This site uses cookies to store information on your computer. I'm fine with this Cookie information
QUICK EXIT

Pelvic Inflammatory Disease

What is pelvic inflammatory disease?

This is an inflammation affecting the organs in the pelvis. This is usually caused by an infection that spreads from the vagina through the cervix (the entrance to the womb) to the uterus (womb) and then up higher through the fallopian tubes (these tubes carry eggs from the ovaries to the womb) towards the ovaries and then to the inside of the abdomen.

If this inflammation occurs suddenly and is severe it is called 'acute PID'. It can also cause a collection of fluid to develop, usually inside the tubes and close to the ovaries (this is called a tubo-ovarian abscess and is a serious complication that will require hospital treatment).

Sometimes the inflammation is less severe and can persist for a long time - this called chronic PID.

Who gets PID?

Women get PID because this is an inflammatory process affecting female organs inside the pelvis. PID is common and tends to affect younger women (under the age of 45). Those under the age of 25 are most at risk. 

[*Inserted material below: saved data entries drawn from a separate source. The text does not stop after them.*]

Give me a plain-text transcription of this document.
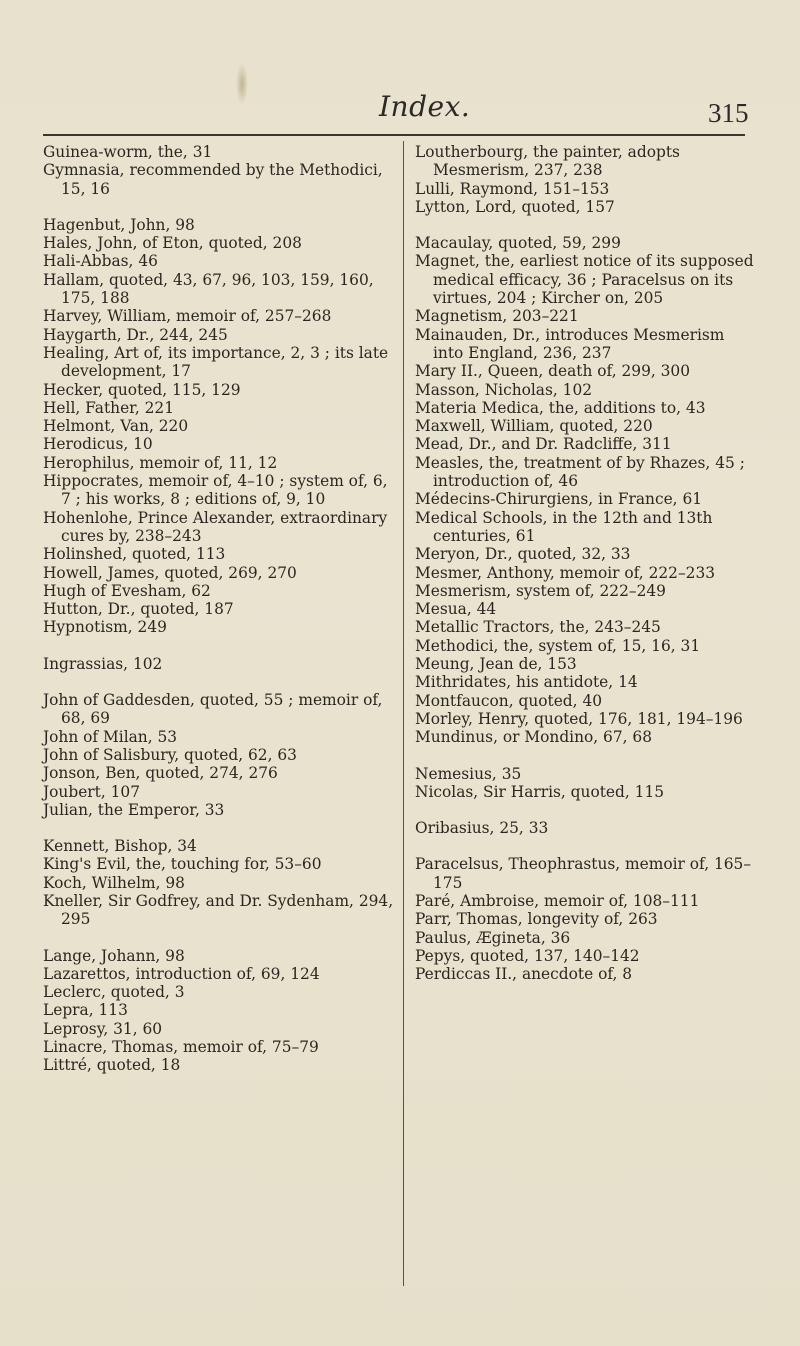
Index.	315

Guinea-worm, the, 31

Gymnasia, recommended by the Methodici, 15, 16

Hagenbut, John, 98

Hales, John, of Eton, quoted, 208

Hali-Abbas, 46

Hallam, quoted, 43, 67, 96, 103, 159, 160, 175, 188

Harvey, William, memoir of, 257–268

Haygarth, Dr., 244, 245

Healing, Art of, its importance, 2, 3 ; its late development, 17

Hecker, quoted, 115, 129

Hell, Father, 221

Helmont, Van, 220

Herodicus, 10

Herophilus, memoir of, 11, 12

Hippocrates, memoir of, 4–10 ; system of, 6, 7 ; his works, 8 ; editions of, 9, 10

Hohenlohe, Prince Alexander, extraordinary cures by, 238–243

Holinshed, quoted, 113

Howell, James, quoted, 269, 270

Hugh of Evesham, 62

Hutton, Dr., quoted, 187

Hypnotism, 249

Ingrassias, 102

John of Gaddesden, quoted, 55 ; memoir of, 68, 69

John of Milan, 53

John of Salisbury, quoted, 62, 63

Jonson, Ben, quoted, 274, 276

Joubert, 107

Julian, the Emperor, 33

Kennett, Bishop, 34

King's Evil, the, touching for, 53–60

Koch, Wilhelm, 98

Kneller, Sir Godfrey, and Dr. Sydenham, 294, 295

Lange, Johann, 98

Lazarettos, introduction of, 69, 124

Leclerc, quoted, 3

Lepra, 113

Leprosy, 31, 60

Linacre, Thomas, memoir of, 75–79

Littré, quoted, 18

Loutherbourg, the painter, adopts Mesmerism, 237, 238

Lulli, Raymond, 151–153

Lytton, Lord, quoted, 157

Macaulay, quoted, 59, 299

Magnet, the, earliest notice of its supposed medical efficacy, 36 ; Paracelsus on its virtues, 204 ; Kircher on, 205

Magnetism, 203–221

Mainauden, Dr., introduces Mesmerism into England, 236, 237

Mary II., Queen, death of, 299, 300

Masson, Nicholas, 102

Materia Medica, the, additions to, 43

Maxwell, William, quoted, 220

Mead, Dr., and Dr. Radcliffe, 311

Measles, the, treatment of by Rhazes, 45 ; introduction of, 46

Médecins-Chirurgiens, in France, 61

Medical Schools, in the 12th and 13th centuries, 61

Meryon, Dr., quoted, 32, 33

Mesmer, Anthony, memoir of, 222–233

Mesmerism, system of, 222–249

Mesua, 44

Metallic Tractors, the, 243–245

Methodici, the, system of, 15, 16, 31

Meung, Jean de, 153

Mithridates, his antidote, 14

Montfaucon, quoted, 40

Morley, Henry, quoted, 176, 181, 194–196

Mundinus, or Mondino, 67, 68

Nemesius, 35

Nicolas, Sir Harris, quoted, 115

Oribasius, 25, 33

Paracelsus, Theophrastus, memoir of, 165–175

Paré, Ambroise, memoir of, 108–111

Parr, Thomas, longevity of, 263

Paulus, Ægineta, 36

Pepys, quoted, 137, 140–142

Perdiccas II., anecdote of, 8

These women are usually sexually active and may have acquired an infection such as gonorrhoea or chlamydia from a sexual partner without realising.

What causes PID?

The most likely cause of PID is untreated Chlamydia or gonorrhoea. These two sexually transmitted infections cause one quarter of cases of PID, and may be passed from a sexual partner without realising as they often do not cause symptoms.

Is PID always sexually transmitted?

No. Sometimes PID is caused by infections that are not sexually transmitted. It can occur after fitting a coil.  Occasionally, PID can develop after a miscarriage or an abortion. Rarely, it can occur after surgery to pelvic and abdominal organs such as the bowel and even after appendicitis.

How will I know if I have PID?

Each person with PID is different, symptoms vary. The following list of symptoms may all be present in some people but others may only have some of them:

  • Smelly or unusual vaginal discharge
  • Pain in the lower abdomen
  • Deep pain inside during sexual intercourse
  • Bleeding during or after sex
  • Bleeding between periods
  • A high temperature

These symptoms in themselves are not uncommon and can be caused by other conditions. PID can be difficult to diagnose because your doctor is also thinking about other possible explanations for each of the symptoms listed above.

If you have lower abdominal pain, this can be due to irritable bowel syndrome (IBS), a urine infection (cystitis), a cyst on the ovary, appendicitis or even inflammatory bowel disease such as ulcerative colitis or Crohn's disease. Pregnancy is a very important cause of abdominal pain especially if the pregnancy is developing in the wrong place such as one of the tubes (ectopic).  Scarring after PID can lead to ectopic pregnancies.

Bleeding between periods can be caused by hormonal contraception such as the pill, an implant, the depo injection or a hormone coil (IUS).

Smelly discharge can be due to a condition called bacterial vaginosis.

How do I get tested for PID?

Your doctor will need to examine you if he or she suspects that you might have PID. Your doctor will recommend that you have a number of swab tests from the vagina and the cervix. You will also be offered, a pregnancy test, A urine test to check for cystitis and blood tests to check for infection.

What treatments are available if I have PID?

If your PID is thought to be mild or moderate (but not severe), you will be offered a course of antibiotic tablets.

What should I tell my partner?

If your PID is thought to have occurred because of a sexually transmitted infection, your partner(s) is advised see phone for a sexual check-up. It’s best to avoid sex with your partner(s) until they have been tested and treated.

When can I have sex again?

You should avoid having sex again with anyone who might have an untreated infection. If this is not possible, then condoms will help reduce the chance of catching infections. If your partner has been tested and treated, you can have sex again when you feel ready.

Are there any long-term problems after PID?

Pelvic inflammation and infection responds very well to antibiotics. Most women make a full recovery without any further problems. If the infection was very severe, or treatment delayed for some reason, then it is possible to get further problems such as:

  • Scarring of the Fallopian tubes which can cause an increased risk of ectopic pregnancy or difficulties in getting pregnant.
  • Long term pain that persists even after treatment

These problems are more likely if you get repeated episodes of pelvic pain. The use of condoms will help reduce the risk of further infection.